The Queen of Cakes started to smile and nod. “Yes, exactly,” she said. “This place was a mess when I found my own door.”

“I can believe it,” lied Cora, fighting the urge to remind the Queen that she had already tried to have this conversation. When people wanted to think that they knew more than she did, she found that it was generally best to let them. “You seem so perfect for what you are. This world must have needed you very badly.”

“It did,” said the Queen. She leaned back in her throne. A chunk fell off of her dress and tumbled to the floor. “It called me here to bake cookies—cookies! Who wants to put more cookies into the world? No one needs that sort of disgusting extravagance. It wanted to make me fat and lazy and awful, like all the people who came before me. Well, what I wanted was bigger, and better, and I won, didn’t I? I won. What do you want, little renegade?”

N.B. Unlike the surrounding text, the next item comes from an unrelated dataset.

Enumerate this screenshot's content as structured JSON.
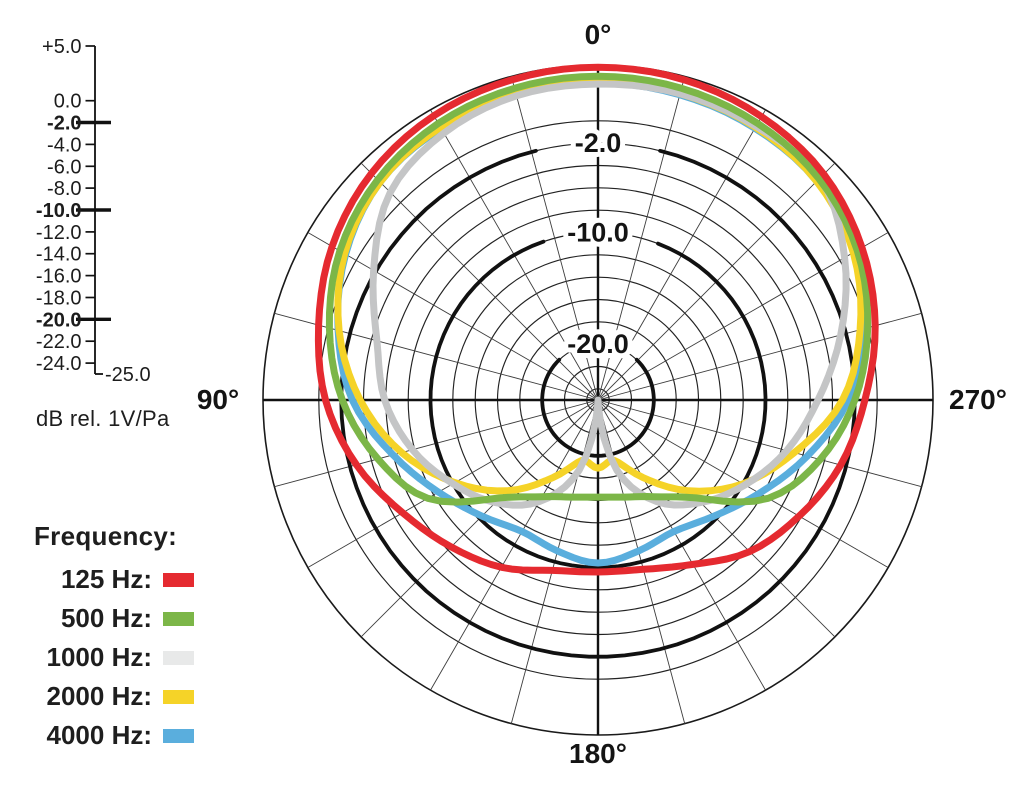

“I want to learn to be…” Cora looked at the Queen’s trim waist, wreathed as it was in cake, and swallowed bile at the hypocrisy of what she was about to say. For Christopher, she thought, before saying, “I want to be like you.”

“Bring her closer,” said the Queen. “I want to see her eyes.”

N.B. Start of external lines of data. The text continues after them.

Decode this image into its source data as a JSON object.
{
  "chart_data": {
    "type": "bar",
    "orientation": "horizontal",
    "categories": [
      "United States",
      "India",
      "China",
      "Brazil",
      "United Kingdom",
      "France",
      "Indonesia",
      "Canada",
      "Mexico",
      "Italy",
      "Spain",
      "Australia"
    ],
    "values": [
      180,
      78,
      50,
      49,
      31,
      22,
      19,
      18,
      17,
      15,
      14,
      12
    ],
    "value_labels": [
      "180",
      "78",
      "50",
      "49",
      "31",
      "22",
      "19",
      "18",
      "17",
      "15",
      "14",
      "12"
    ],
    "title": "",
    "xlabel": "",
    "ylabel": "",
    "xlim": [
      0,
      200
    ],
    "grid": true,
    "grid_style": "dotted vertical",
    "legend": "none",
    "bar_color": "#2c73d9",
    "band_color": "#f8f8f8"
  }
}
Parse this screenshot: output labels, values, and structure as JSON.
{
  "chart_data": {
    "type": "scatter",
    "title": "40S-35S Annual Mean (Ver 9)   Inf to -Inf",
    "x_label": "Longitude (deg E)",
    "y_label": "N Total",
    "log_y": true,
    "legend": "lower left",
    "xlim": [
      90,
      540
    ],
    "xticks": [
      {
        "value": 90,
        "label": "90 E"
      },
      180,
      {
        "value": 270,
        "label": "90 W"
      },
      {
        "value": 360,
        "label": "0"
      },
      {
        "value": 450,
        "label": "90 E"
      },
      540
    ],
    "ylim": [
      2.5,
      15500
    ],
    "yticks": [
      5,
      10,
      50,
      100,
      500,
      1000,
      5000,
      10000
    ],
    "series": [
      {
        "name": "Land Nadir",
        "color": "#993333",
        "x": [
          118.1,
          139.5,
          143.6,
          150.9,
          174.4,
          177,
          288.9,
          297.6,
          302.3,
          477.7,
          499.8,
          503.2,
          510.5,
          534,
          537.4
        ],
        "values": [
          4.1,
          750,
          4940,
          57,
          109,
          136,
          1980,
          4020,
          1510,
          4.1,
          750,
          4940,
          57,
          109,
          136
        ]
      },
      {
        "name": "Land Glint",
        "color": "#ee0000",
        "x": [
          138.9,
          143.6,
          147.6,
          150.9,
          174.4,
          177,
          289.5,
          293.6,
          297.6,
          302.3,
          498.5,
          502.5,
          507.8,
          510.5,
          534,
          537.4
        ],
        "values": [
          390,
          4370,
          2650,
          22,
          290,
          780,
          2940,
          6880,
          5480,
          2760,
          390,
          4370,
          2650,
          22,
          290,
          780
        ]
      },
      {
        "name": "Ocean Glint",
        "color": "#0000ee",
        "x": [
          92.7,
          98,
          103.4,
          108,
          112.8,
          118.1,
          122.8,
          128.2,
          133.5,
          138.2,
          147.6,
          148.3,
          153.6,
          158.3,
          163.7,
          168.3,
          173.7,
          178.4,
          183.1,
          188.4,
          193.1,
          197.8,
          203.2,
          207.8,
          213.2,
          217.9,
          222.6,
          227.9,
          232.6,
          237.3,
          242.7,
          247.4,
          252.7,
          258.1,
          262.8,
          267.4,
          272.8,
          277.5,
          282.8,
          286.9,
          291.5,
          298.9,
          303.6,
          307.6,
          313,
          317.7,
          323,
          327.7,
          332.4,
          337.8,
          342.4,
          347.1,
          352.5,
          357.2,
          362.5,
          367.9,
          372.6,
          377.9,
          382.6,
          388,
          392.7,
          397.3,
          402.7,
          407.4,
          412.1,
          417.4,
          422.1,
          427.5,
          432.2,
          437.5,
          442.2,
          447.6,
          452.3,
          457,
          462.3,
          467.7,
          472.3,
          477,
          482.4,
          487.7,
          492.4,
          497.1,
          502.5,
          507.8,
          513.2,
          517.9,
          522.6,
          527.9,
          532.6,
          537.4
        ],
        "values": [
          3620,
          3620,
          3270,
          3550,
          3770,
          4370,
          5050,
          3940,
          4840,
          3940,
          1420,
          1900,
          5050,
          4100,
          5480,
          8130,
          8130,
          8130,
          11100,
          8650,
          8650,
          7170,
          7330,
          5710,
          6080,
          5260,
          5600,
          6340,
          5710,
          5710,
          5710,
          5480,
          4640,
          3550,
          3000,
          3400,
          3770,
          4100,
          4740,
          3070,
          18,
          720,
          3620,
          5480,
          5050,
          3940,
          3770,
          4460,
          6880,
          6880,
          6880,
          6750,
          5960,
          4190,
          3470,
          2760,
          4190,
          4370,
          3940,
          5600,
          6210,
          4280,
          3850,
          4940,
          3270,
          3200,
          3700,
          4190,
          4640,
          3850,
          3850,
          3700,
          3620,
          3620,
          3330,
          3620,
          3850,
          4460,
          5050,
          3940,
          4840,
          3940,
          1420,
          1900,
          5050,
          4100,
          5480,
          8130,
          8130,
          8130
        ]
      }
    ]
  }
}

Kade obediently marched Cora across the room. There were two guards, one to either side of the throne, neither close enough to intervene if things went south. That was good. Both guards had a spear, in addition to their swords. That was bad. Cora took a deep breath and kept her eyes on the Queen of Cakes, trying to focus on how necessary this all was.

When they were close enough, the Queen leaned forward, gripping Cora’s chin in bony fingers and tilting her head first one way, then the other.

“You could be pretty, you know,” she said. “If you learned to control your appetite, if you understood how important it was to take care of yourself, you could be pretty. I’ve never seen hair quite like yours. Yes, you could be a striking beauty. Staying here will help you. The best way to become strong is to surround yourself with the things you can never have. The daily denial reminds you what you’re suffering for.”

Cora said nothing. She was used to having people assume that her size was a function of her diet, when in fact it owed more to her metabolism and her genes, neither of which she could control.

The Queen smiled. “Yes,” she said, letting go of Cora’s chin and sitting back in her throne. “I think I’ll keep you.”